Queer(y)ing Civil Law Responses to Domestic and Family Violence
Author(s): Ellen Reeves (Author)
- Publisher: Routledge
- Publication Date: August 22, 2025
- Edition: 1st
- Language: English
- Print length: 178 pages
- ISBN-10: 1032596090
- ISBN-13: 9781032596099
Book Description
Queer(y)ing Civil Law Responses to Domestic and Family Violence offers unique, in-depth insights into the experiences of LGBTQ+ victim-survivors who have engaged with civil protection order systems.
Drawing on data from an Australian study following the experiences of LGBTQ+ victim-survivors of domestic and family violence who engaged with Victoria’s civil protection order system, this book adopts a feminist, queer and trans abolitionist perspective to challenge the assumption that the best response to LGBTQ+ domestic and family violence is a legal one. Problematising responses that fundamentally require increased investment in policing, courts and prisons despite the risks this poses to marginalised individuals and communities, this book centres queer criminology as a framework through which we can situate and critique the rigid victim/perpetrator binaries that are so characteristic of legal responses to violence. This same criminological framework also provides the tools and knowledge needed to envision an alternative, community-oriented response to harm―within and beyond queer communities.
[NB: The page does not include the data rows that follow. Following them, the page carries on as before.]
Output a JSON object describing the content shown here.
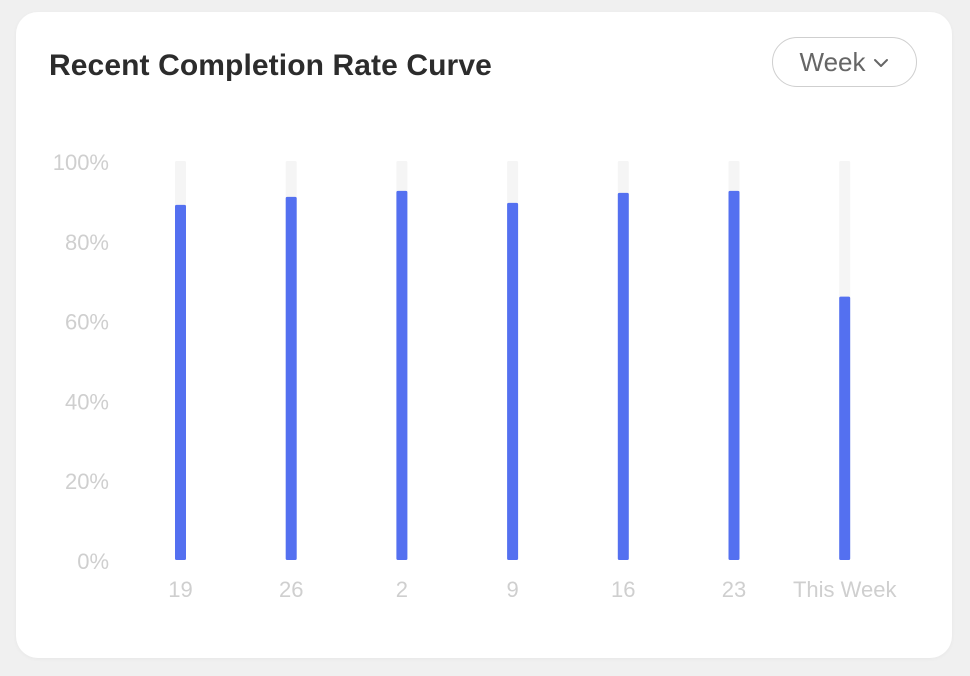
{
  "card": {
    "title": "Recent Completion Rate Curve"
  },
  "period_select": {
    "value": "Week",
    "icon": "chevron-down-icon"
  },
  "colors": {
    "bar": "#5470f0",
    "track": "#f5f5f5",
    "axis_text": "#cfcfcf"
  },
  "chart_data": {
    "type": "bar",
    "title": "Recent Completion Rate Curve",
    "categories": [
      "19",
      "26",
      "2",
      "9",
      "16",
      "23",
      "This Week"
    ],
    "values": [
      89,
      91,
      92.5,
      89.5,
      92,
      92.5,
      66
    ],
    "ylim": [
      0,
      100
    ],
    "y_ticks": [
      "0%",
      "20%",
      "40%",
      "60%",
      "80%",
      "100%"
    ],
    "y_tick_values": [
      0,
      20,
      40,
      60,
      80,
      100
    ],
    "xlabel": "",
    "ylabel": "",
    "grid": false,
    "legend": "none"
  }
}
In this way, the book presents queer criminology not only as a way of understanding LGBTQ+ experiences, but also as a means for analysing the broader shortcomings of a system that more often exacerbates risk of harm than minimises it.
Queer(y)ing Civil Law Responses to Domestic and Family Violence will be useful for students and scholars of LGBTQ+ violence, as well as a valuable resource for policy makers, legal and specialist practitioners and advocates considering how best to respond to LGBTQ+ domestic and family violence.
Editorial Reviews
About the Author
Ellen Reeves is a lecturer in the Department of Sociology, Social Policy and Criminology at the University of Liverpool, UK. Her research considers the unintended consequences of domestic and family violence law reform, with a particular focus on the ‘misidentification’ of victim-survivors as predominant aggressors.